Electrical impedance myography (EIM) technology is finding application in neuromuscular disease research as a tool to assess muscle health.
Correlations between electrical impedance myography outcomes, functional, imaging and histological data have been established in a variety of neuromuscular disorders.
Electrical impedance myography (EIM) is a non-invasive technique for the evaluation of neuromuscular disease that relies upon the application and measurement of high-frequency, low-intensity electrical current.
The EIM technique has proven useful in the diagnosis of radiculopathy, with specificity and sensitivity similar to that of needle electromyography (EMG).
Unlike needle EMG, however, there is no dichotomous outcome (e.g., presence vs absence of fibrillation potentials). For this reason and also because there is a fairly wide range of normal values, in order to employ EIM for this purpose, it is necessary to compare measures on the affected side to those on the unaffected side.
Differing results notwithstanding, the concept of using impedance to measure contractile properties in health and disease is attractive as it could offer new insights into the mechanics of muscle contraction, one area in which standard electrophysiologic techniques are relatively weak. In fact, current standard approaches such as needle EMG or nerve conduction studies only measure up to the point of muscle fiber depolarization, ignoring entirely the contractile process itself.
The tongue is an extraordinarily complex muscle, with fibres running through multiple planes. Thus, assessment of muscle impedance in a number of different directions using multiple frequencies should encapsulate maximal information.
Yet, a potential problem lies in interpreting this large amount of data to give an objective measure of disease. Thus, decomposition of the data is required in order to draw out the most important features and facilitate interpretation/graphical representation.
The authors of this article used a new dimension reduction technique (Non-negative tensor factorisation), to provide a framework for identifying clinically relevant features within a high dimensional EIM dataset.
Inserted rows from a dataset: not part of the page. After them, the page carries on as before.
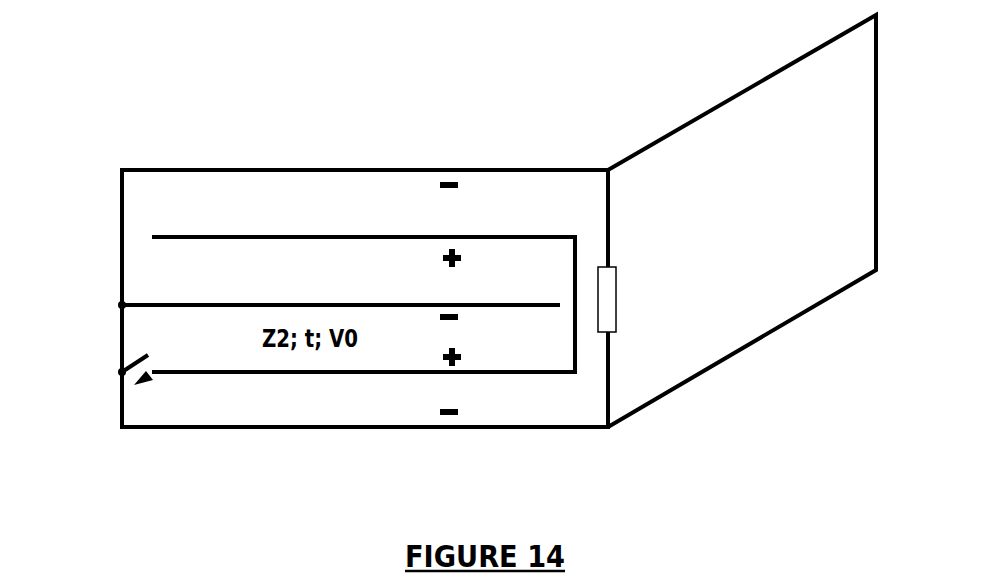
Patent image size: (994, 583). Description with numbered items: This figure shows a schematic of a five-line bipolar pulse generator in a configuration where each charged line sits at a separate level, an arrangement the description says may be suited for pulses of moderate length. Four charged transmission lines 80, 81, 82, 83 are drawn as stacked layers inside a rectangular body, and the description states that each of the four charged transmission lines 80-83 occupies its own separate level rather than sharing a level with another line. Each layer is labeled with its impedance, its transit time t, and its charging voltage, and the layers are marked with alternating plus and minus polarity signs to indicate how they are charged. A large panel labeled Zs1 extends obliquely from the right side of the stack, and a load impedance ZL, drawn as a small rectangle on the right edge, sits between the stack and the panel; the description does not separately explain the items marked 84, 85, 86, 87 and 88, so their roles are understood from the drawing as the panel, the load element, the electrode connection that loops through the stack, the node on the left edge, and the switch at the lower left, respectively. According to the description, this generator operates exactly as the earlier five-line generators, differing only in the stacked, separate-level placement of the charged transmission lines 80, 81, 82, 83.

The charged transmission line 80 is at (223, 415).
The charged transmission line 81 is at (377, 357).
The charged transmission line 82 is at (168, 262).
The charged transmission line 83 is at (210, 202).
The medium Zs1 84 is at (790, 105).
The load impedance ZL 85 is at (622, 325).
The electrode connection 86 is at (573, 292).
The electrode node 87 is at (122, 278).
The switch 88 is at (96, 374).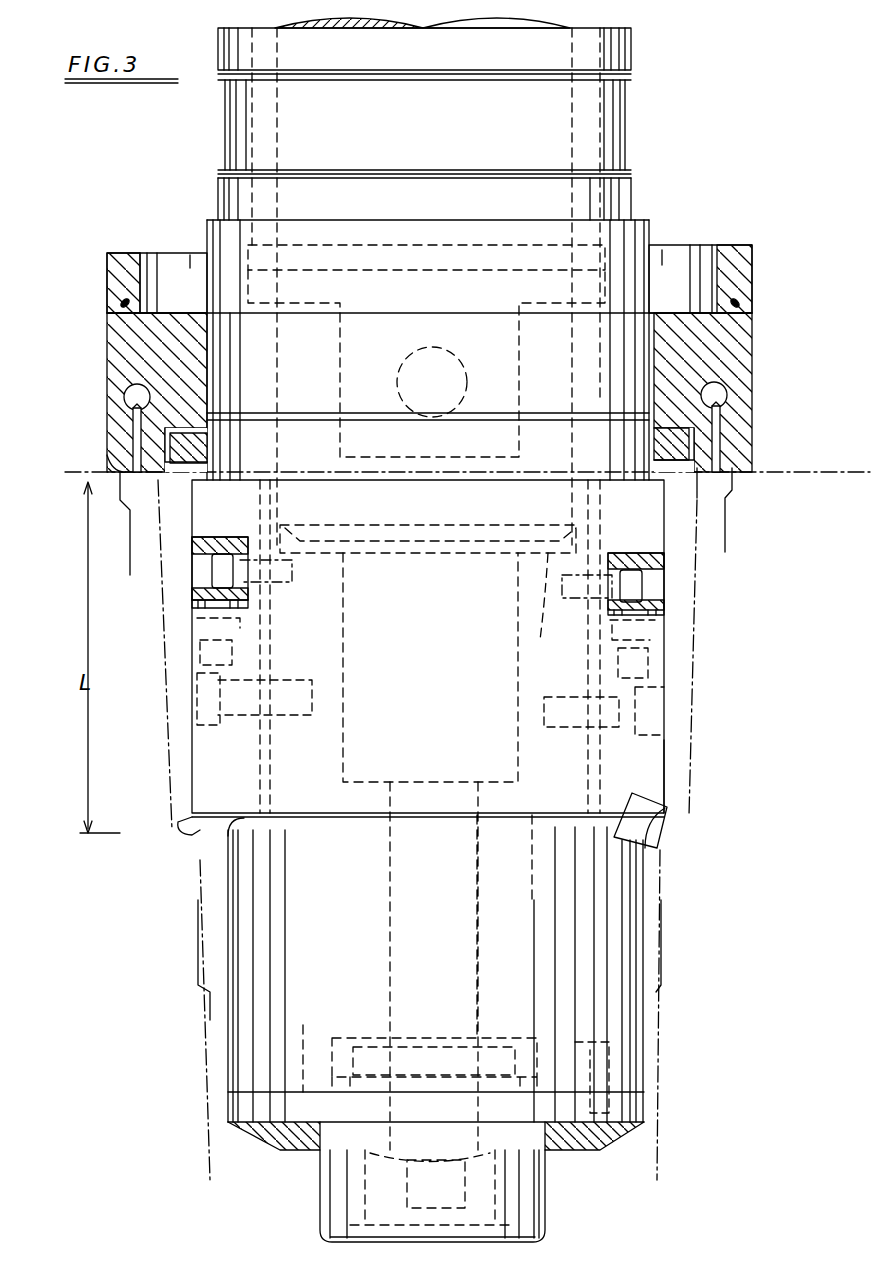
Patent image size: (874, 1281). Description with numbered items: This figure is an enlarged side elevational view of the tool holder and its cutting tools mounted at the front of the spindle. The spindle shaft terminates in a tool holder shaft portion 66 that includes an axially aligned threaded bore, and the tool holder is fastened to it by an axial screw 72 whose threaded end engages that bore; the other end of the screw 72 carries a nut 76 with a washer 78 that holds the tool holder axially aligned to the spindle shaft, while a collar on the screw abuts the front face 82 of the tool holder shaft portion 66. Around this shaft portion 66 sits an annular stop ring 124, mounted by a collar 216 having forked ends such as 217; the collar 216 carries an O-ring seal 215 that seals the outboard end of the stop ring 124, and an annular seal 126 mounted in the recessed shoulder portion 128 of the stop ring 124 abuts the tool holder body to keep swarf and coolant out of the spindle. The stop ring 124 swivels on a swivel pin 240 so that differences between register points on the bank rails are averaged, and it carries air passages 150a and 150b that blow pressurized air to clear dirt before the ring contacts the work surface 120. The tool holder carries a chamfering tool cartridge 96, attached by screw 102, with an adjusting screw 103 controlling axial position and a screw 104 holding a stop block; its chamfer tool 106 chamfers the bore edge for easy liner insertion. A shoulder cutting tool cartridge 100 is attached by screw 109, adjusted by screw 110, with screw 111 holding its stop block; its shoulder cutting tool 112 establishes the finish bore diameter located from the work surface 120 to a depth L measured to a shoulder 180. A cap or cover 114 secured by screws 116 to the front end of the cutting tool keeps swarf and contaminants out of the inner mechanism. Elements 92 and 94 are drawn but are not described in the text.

The tool holder shaft portion 66 is at (478, 291).
The axial screw 72 is at (405, 955).
The nut 76 is at (432, 1100).
The washer 78 is at (368, 1052).
The front face 82 is at (470, 545).
The rotor body 92 is at (400, 550).
The rotor wall 94 is at (552, 597).
The chamfering tool cartridge 96 is at (652, 778).
The shoulder cutting tool cartridge 100 is at (207, 748).
The screw 102 is at (652, 712).
The adjusting screw 103 is at (650, 626).
The screw 104 is at (630, 588).
The chamfer tool 106 is at (660, 835).
The screw 109 is at (203, 700).
The screw 110 is at (198, 622).
The screw 111 is at (215, 573).
The shoulder cutting tool 112 is at (216, 826).
The cap or cover 114 is at (282, 1142).
The screws 116 is at (608, 1146).
The work surface 120 is at (112, 458).
The annular stop ring 124 is at (740, 470).
The annular seal 126 is at (200, 451).
The recessed shoulder portion 128 is at (652, 433).
The air passage 150a is at (128, 428).
The air passage 150b is at (720, 437).
The shoulder 180 is at (183, 828).
The O-ring seal 215 is at (740, 300).
The collar 216 is at (734, 244).
The forked end 217 is at (352, 366).
The swivel pin 240 is at (448, 368).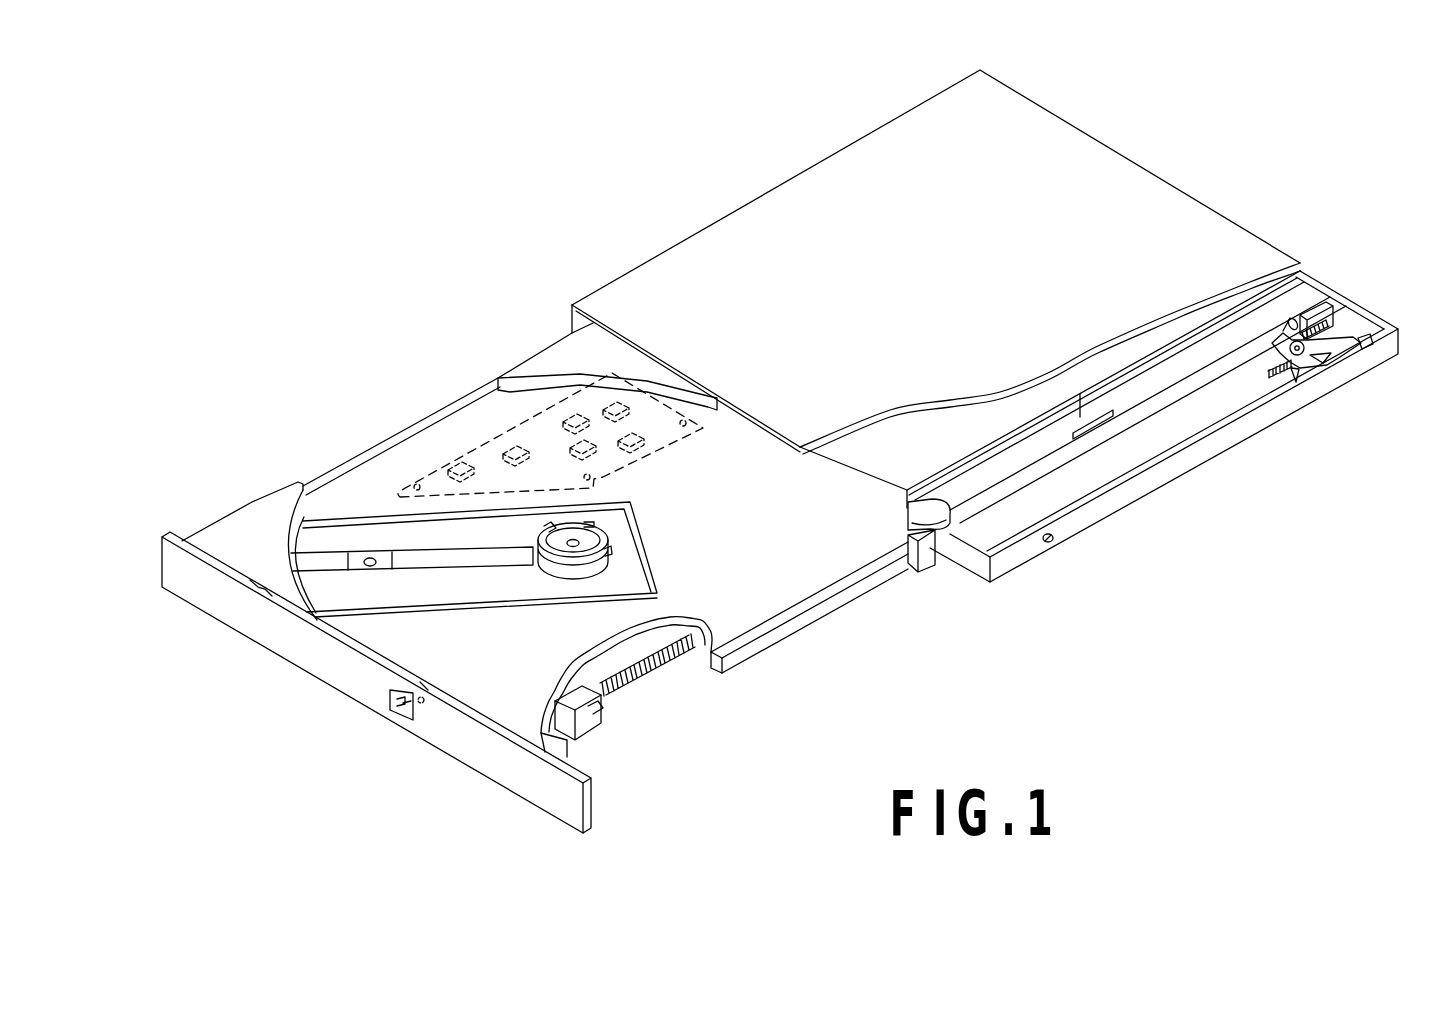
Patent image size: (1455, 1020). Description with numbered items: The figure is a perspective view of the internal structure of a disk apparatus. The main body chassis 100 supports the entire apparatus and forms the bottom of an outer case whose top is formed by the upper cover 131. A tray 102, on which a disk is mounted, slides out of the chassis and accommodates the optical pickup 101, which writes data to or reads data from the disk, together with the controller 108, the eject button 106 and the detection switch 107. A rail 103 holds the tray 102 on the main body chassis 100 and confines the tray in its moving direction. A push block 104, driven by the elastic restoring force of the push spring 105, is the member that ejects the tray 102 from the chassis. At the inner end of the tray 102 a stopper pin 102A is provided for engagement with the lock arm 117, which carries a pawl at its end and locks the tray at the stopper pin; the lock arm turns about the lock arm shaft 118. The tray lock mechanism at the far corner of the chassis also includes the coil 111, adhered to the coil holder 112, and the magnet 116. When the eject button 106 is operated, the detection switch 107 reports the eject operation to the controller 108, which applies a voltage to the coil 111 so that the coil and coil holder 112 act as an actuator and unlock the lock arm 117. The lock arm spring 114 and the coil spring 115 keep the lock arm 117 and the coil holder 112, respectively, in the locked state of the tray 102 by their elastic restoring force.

The main body chassis 100 is at (1132, 507).
The optical pickup 101 is at (338, 530).
The tray 102 is at (503, 713).
The stopper pin 102A is at (945, 533).
The rail 103 is at (790, 625).
The push block 104 is at (592, 724).
The push spring 105 is at (661, 672).
The eject button 106 is at (390, 708).
The detection switch 107 is at (421, 705).
The controller 108 is at (483, 443).
The coil 111 is at (1343, 362).
The coil holder 112 is at (1294, 372).
The lock arm spring 114 is at (1350, 336).
The coil spring 115 is at (1276, 378).
The magnet 116 is at (1371, 346).
The lock arm 117 is at (1317, 308).
The lock arm shaft 118 is at (1297, 313).
The upper cover 131 is at (1106, 157).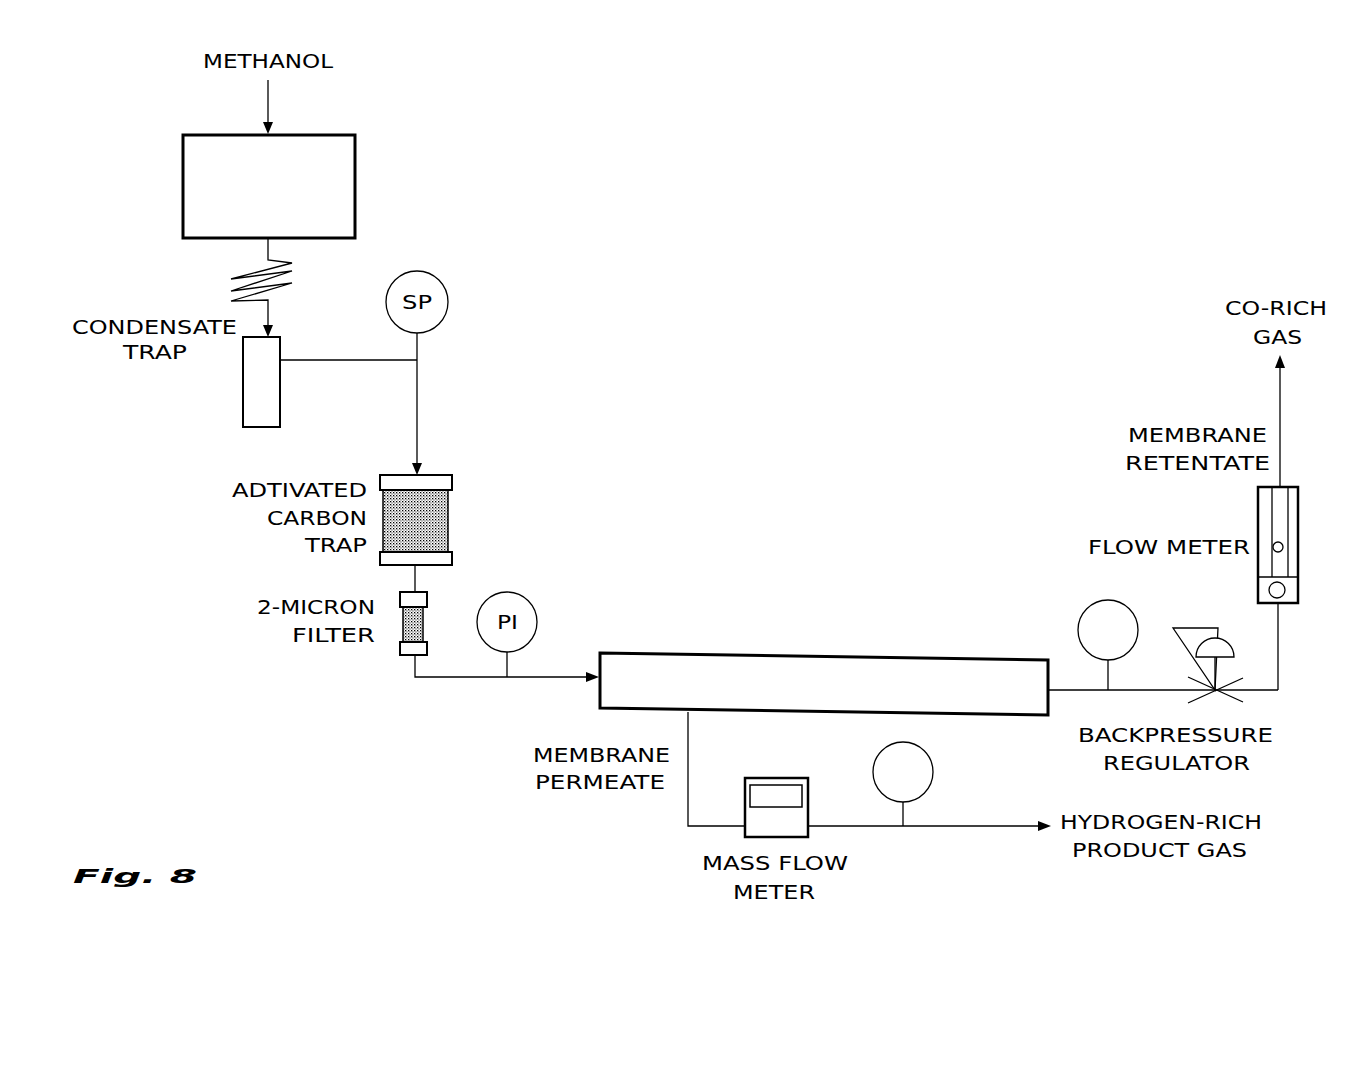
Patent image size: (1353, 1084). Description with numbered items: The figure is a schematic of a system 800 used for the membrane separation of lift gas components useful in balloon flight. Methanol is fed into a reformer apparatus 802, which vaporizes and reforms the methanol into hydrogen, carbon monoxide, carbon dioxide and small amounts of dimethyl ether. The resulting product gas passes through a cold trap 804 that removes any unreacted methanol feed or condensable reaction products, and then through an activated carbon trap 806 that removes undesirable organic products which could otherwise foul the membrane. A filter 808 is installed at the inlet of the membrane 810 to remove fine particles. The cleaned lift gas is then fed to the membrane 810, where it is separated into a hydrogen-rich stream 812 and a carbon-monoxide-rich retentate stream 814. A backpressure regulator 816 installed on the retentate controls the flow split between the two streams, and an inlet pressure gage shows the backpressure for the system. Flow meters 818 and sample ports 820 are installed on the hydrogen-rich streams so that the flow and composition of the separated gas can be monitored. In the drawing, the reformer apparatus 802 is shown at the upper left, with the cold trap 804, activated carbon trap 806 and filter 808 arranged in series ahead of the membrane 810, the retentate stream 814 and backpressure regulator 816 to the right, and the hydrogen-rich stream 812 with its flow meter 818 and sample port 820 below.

Non-negative tensor factorisation was applied to the dataset for dimensionality reduction. It provides highly significant differentiation between healthy and Amyotrophic Lateral Sclerosis patients.
Similarly this new technique to analyze datasets differentiates between mild and severe disease states and significantly correlates with symptoms.
Tensor EIM thus can provide clinically relevant metrics for identifying Amyotrophic Lateral Sclerosis- related muscle disease.
This procedure has the advantage of using the whole spectral dataset, with reduced risk of overfitting. The process identifies spectral shapes specific to disease allowing for a deeper clinical interpretation.